4- İşten atmalar yasaklanmalı ve üretime ara veren işyerlerinde işçilere 1168 TL değil tam ücret ödenmelidir.
5- Çalışma saatleri, ücretlerde kesintiye gitmeden azaltılmalıdır.
6- İşçilere ücretsiz-yaygın testler yapılmalı, vakaların arttığı işyerlerinde üretime ara verilmelidir.
7- Evden çalışan işçilerin çalışma saatleri düzenlenmeli ve iş için yaptıkları harcamalar karşılanmalıdır.”
“İşyerlerimizde komite, konsey ve meclisleri örgütleyelim”
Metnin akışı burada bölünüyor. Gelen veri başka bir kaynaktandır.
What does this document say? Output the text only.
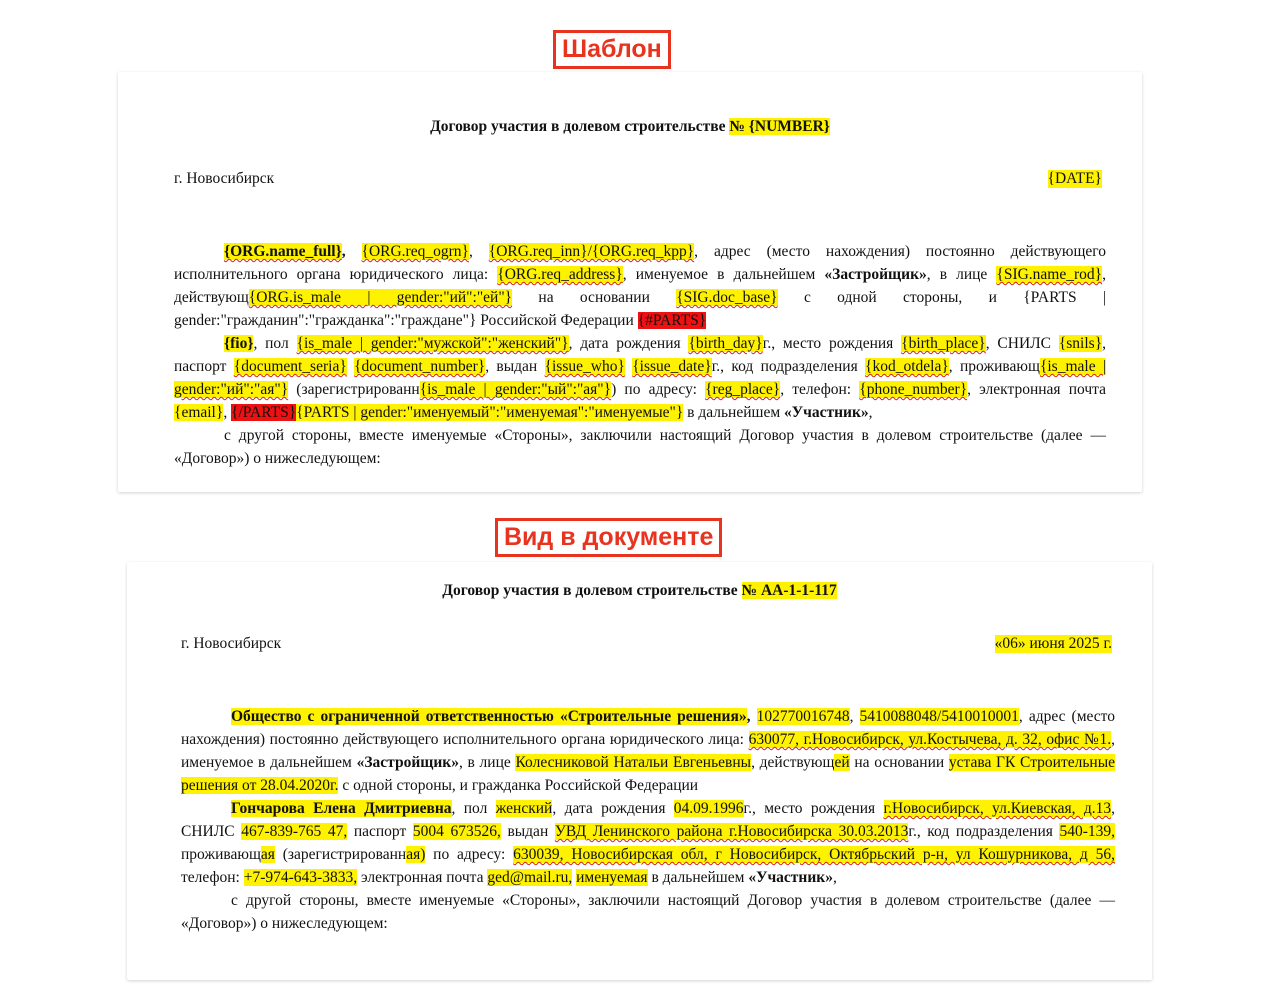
Шаблон
Договор участия в долевом строительстве № {NUMBER}
г. Новосибирск	{DATE}

{ORG.name_full}, {ORG.req_ogrn}, {ORG.req_inn}/{ORG.req_kpp}, адрес (место нахождения) постоянно действующего исполнительного органа юридического лица: {ORG.req_address}, именуемое в дальнейшем «Застройщик», в лице {SIG.name_rod}, действующ{ORG.is_male | gender:"ий":"ей"} на основании {SIG.doc_base} с одной стороны, и {PARTS | gender:"гражданин":"гражданка":"граждане"} Российской Федерации {#PARTS}

{fio}, пол {is_male | gender:"мужской":"женский"}, дата рождения {birth_day}г., место рождения {birth_place}, СНИЛС {snils}, паспорт {document_seria} {document_number}, выдан {issue_who} {issue_date}г., код подразделения {kod_otdela}, проживающ{is_male | gender:"ий":"ая"} (зарегистрированн{is_male | gender:"ый":"ая"}) по адресу: {reg_place}, телефон: {phone_number}, электронная почта {email}, {/PARTS}{PARTS | gender:"именуемый":"именуемая":"именуемые"} в дальнейшем «Участник»,

с другой стороны, вместе именуемые «Стороны», заключили настоящий Договор участия в долевом строительстве (далее — «Договор») о нижеследующем:

Вид в документе
Договор участия в долевом строительстве № АА-1-1-117
г. Новосибирск	«06» июня 2025 г.

Общество с ограниченной ответственностью «Строительные решения», 102770016748, 5410088048/5410010001, адрес (место нахождения) постоянно действующего исполнительного органа юридического лица: 630077, г.Новосибирск, ул.Костычева, д. 32, офис №1., именуемое в дальнейшем «Застройщик», в лице Колесниковой Натальи Евгеньевны, действующей на основании устава ГК Строительные решения от 28.04.2020г. с одной стороны, и гражданка Российской Федерации

Гончарова Елена Дмитриевна, пол женский, дата рождения 04.09.1996г., место рождения г.Новосибирск, ул.Киевская, д.13, СНИЛС 467-839-765 47, паспорт 5004 673526, выдан УВД Ленинского района г.Новосибирска 30.03.2013г., код подразделения 540-139, проживающая (зарегистрированная) по адресу: 630039, Новосибирская обл, г Новосибирск, Октябрьский р-н, ул Кошурникова, д 56, телефон: +7-974-643-3833, электронная почта ged@mail.ru, именуемая в дальнейшем «Участник»,

с другой стороны, вместе именуемые «Стороны», заключили настоящий Договор участия в долевом строительстве (далее — «Договор») о нижеследующем:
Açıklamada son olarak “Bu süreçte çıkış noktalarımızı ve taleplerimizi bizzat işyerlerinde işçi komite, konsey ve meclislerimizi örgütleyerek hayata geçirebiliriz. Salgın sürecinde birçok işyerinde işçilerin kendiliğinden mücadele deneyimleri başladı. Sınıf sendikalarına düşen görev ise bu deneyimleri sahiplenerek yön göstermek, kurumsallaştırmak ve ülke çapında bir direniş-dayanışma hattını oluşturmaktır” denildi.
Basın açıklamasında sık sık “Patronların kölesi olmayacağız!”, “İşçilerin birliği sermayeyi yenecek!” “Kurtuluş yok tek başına ya hep beraber, ya hiçbirimiz!”, “Sermaye büyüyor işçiler ölüyor!”, “Köle değil işçiyiz birleşirsek güçlüyüz!”, “Yaşasın sınıf dayanışması!” sloganları atıldı.
Basın açıklaması mücadele çağrısı ile sonlandırıldı.